Abstract

Wireless blockchain network is proposed to enable a decentralized and safe wireless networks for various blockchain applications. To achieve blockchain consensus in wireless network, one of the important steps is to broadcast new block using wireless channel. Under wireless network protocols, the block transmitting will be affected significantly. In this work, we focus on the consensus process in blockchain-based wireless local area network (B-WLAN) by investigating the impact of the media access control (MAC) protocol, CSMA/CA. With the randomness of the backoff counter in CSMA/CA, it is possible for latter blocks to catch up or outpace the earlier one, which complicates blockchain forking problem. In view of this, we propose mining strategies to pause mining for reducing the forking probability, and a discard strategy to remove the forking blocks that already exist in CSMA/CA backoff procedure.
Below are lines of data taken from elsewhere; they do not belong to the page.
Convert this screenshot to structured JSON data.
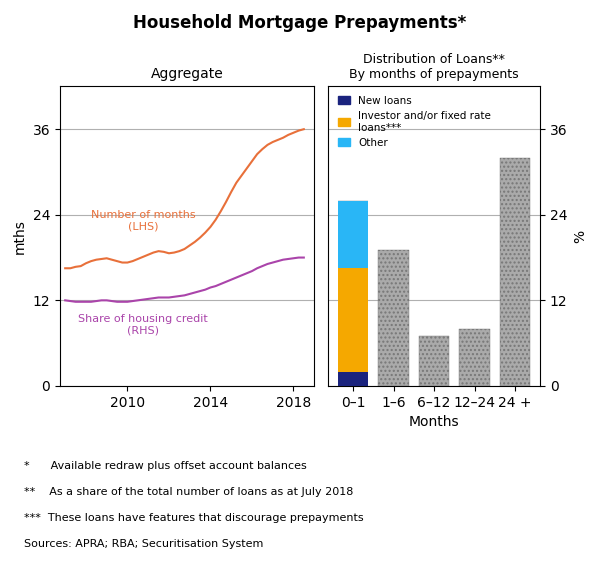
{
  "title": "Household Mortgage Prepayments*",
  "notes": [
    "*      Available redraw plus offset account balances",
    "**    As a share of the total number of loans as at July 2018",
    "***  These loans have features that discourage prepayments",
    "Sources: APRA; RBA; Securitisation System"
  ],
  "chart_data": [
    {
      "type": "line",
      "title": "Aggregate",
      "ylabel": "mths",
      "x": [
        2007.0,
        2007.25,
        2007.5,
        2007.75,
        2008.0,
        2008.25,
        2008.5,
        2008.75,
        2009.0,
        2009.25,
        2009.5,
        2009.75,
        2010.0,
        2010.25,
        2010.5,
        2010.75,
        2011.0,
        2011.25,
        2011.5,
        2011.75,
        2012.0,
        2012.25,
        2012.5,
        2012.75,
        2013.0,
        2013.25,
        2013.5,
        2013.75,
        2014.0,
        2014.25,
        2014.5,
        2014.75,
        2015.0,
        2015.25,
        2015.5,
        2015.75,
        2016.0,
        2016.25,
        2016.5,
        2016.75,
        2017.0,
        2017.25,
        2017.5,
        2017.75,
        2018.0,
        2018.25,
        2018.5
      ],
      "xlim": [
        2006.75,
        2019.0
      ],
      "xticks": [
        2010,
        2014,
        2018
      ],
      "ylim": [
        0,
        42
      ],
      "yticks": [
        0,
        12,
        24,
        36
      ],
      "grid": true,
      "series": [
        {
          "name": "Number of months\n(LHS)",
          "color": "#E8703A",
          "values": [
            16.5,
            16.5,
            16.7,
            16.8,
            17.2,
            17.5,
            17.7,
            17.8,
            17.9,
            17.7,
            17.5,
            17.3,
            17.3,
            17.5,
            17.8,
            18.1,
            18.4,
            18.7,
            18.9,
            18.8,
            18.6,
            18.7,
            18.9,
            19.2,
            19.7,
            20.2,
            20.8,
            21.5,
            22.3,
            23.3,
            24.5,
            25.8,
            27.2,
            28.5,
            29.5,
            30.5,
            31.5,
            32.5,
            33.2,
            33.8,
            34.2,
            34.5,
            34.8,
            35.2,
            35.5,
            35.8,
            36.0
          ]
        },
        {
          "name": "Share of housing credit\n(RHS)",
          "color": "#AA44AA",
          "values": [
            12.0,
            11.9,
            11.8,
            11.8,
            11.8,
            11.8,
            11.9,
            12.0,
            12.0,
            11.9,
            11.8,
            11.8,
            11.8,
            11.9,
            12.0,
            12.1,
            12.2,
            12.3,
            12.4,
            12.4,
            12.4,
            12.5,
            12.6,
            12.7,
            12.9,
            13.1,
            13.3,
            13.5,
            13.8,
            14.0,
            14.3,
            14.6,
            14.9,
            15.2,
            15.5,
            15.8,
            16.1,
            16.5,
            16.8,
            17.1,
            17.3,
            17.5,
            17.7,
            17.8,
            17.9,
            18.0,
            18.0
          ]
        }
      ]
    },
    {
      "type": "bar",
      "stacked": true,
      "title": "Distribution of Loans**\nBy months of prepayments",
      "xlabel": "Months",
      "ylabel": "%",
      "categories": [
        "0–1",
        "1–6",
        "6–12",
        "12–24",
        "24 +"
      ],
      "ylim": [
        0,
        42
      ],
      "yticks": [
        0,
        12,
        24,
        36
      ],
      "grid": true,
      "legend": "upper left",
      "series": [
        {
          "name": "New loans",
          "color": "#1A237E",
          "values": [
            2.0,
            0,
            0,
            0,
            0
          ]
        },
        {
          "name": "Investor and/or fixed rate\nloans***",
          "color": "#F5A800",
          "values": [
            14.5,
            0,
            0,
            0,
            0
          ]
        },
        {
          "name": "Other",
          "color": "#29B6F6",
          "values": [
            9.5,
            0,
            0,
            0,
            0
          ]
        },
        {
          "color": "#AAAAAA",
          "values": [
            0,
            19.0,
            7.0,
            8.0,
            32.0
          ]
        }
      ]
    }
  ]
}
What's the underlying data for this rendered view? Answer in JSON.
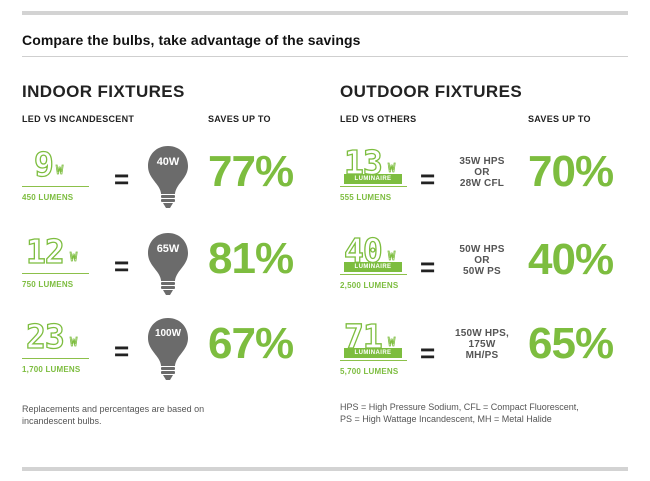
{
  "title": "Compare the bulbs, take advantage of the savings",
  "colors": {
    "accent": "#7dbd3f",
    "bulb": "#6b6b6b",
    "rule": "#d3d3d3"
  },
  "indoor": {
    "heading": "INDOOR FIXTURES",
    "col_left": "LED VS INCANDESCENT",
    "col_right": "SAVES UP TO",
    "rows": [
      {
        "watt": "9",
        "unit": "W",
        "lumens": "450 LUMENS",
        "equals": "=",
        "bulb": "40W",
        "pct": "77%"
      },
      {
        "watt": "12",
        "unit": "W",
        "lumens": "750 LUMENS",
        "equals": "=",
        "bulb": "65W",
        "pct": "81%"
      },
      {
        "watt": "23",
        "unit": "W",
        "lumens": "1,700 LUMENS",
        "equals": "=",
        "bulb": "100W",
        "pct": "67%"
      }
    ],
    "footnote_1": "Replacements and percentages are based on",
    "footnote_2": "incandescent bulbs."
  },
  "outdoor": {
    "heading": "OUTDOOR FIXTURES",
    "col_left": "LED VS OTHERS",
    "col_right": "SAVES UP TO",
    "rows": [
      {
        "watt": "13",
        "unit": "W",
        "badge": "LUMINAIRE",
        "lumens": "555 LUMENS",
        "equals": "=",
        "compare": [
          "35W HPS",
          "OR",
          "28W CFL"
        ],
        "pct": "70%"
      },
      {
        "watt": "40",
        "unit": "W",
        "badge": "LUMINAIRE",
        "lumens": "2,500 LUMENS",
        "equals": "=",
        "compare": [
          "50W HPS",
          "OR",
          "50W PS"
        ],
        "pct": "40%"
      },
      {
        "watt": "71",
        "unit": "W",
        "badge": "LUMINAIRE",
        "lumens": "5,700 LUMENS",
        "equals": "=",
        "compare": [
          "150W HPS,",
          "175W",
          "MH/PS"
        ],
        "pct": "65%"
      }
    ],
    "footnote_1": "HPS = High Pressure Sodium, CFL = Compact Fluorescent,",
    "footnote_2": "PS = High Wattage Incandescent, MH = Metal Halide"
  }
}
Based on the proposed strategies, we design Block Access Control (BAC) approaches to effectively schedule block mining and transmitting for improving the performance of B-WLAN. Then, Markov chain models are presented to conduct performance analysis in B-WLAN. The results show that BAC approaches can help the network to achieve a high transaction throughput while improving block utilization and saving computational power. Meanwhile, the trade-off between transaction throughput and block utilization is demonstrated, which can act as a guidance for practical deployment of blockchain.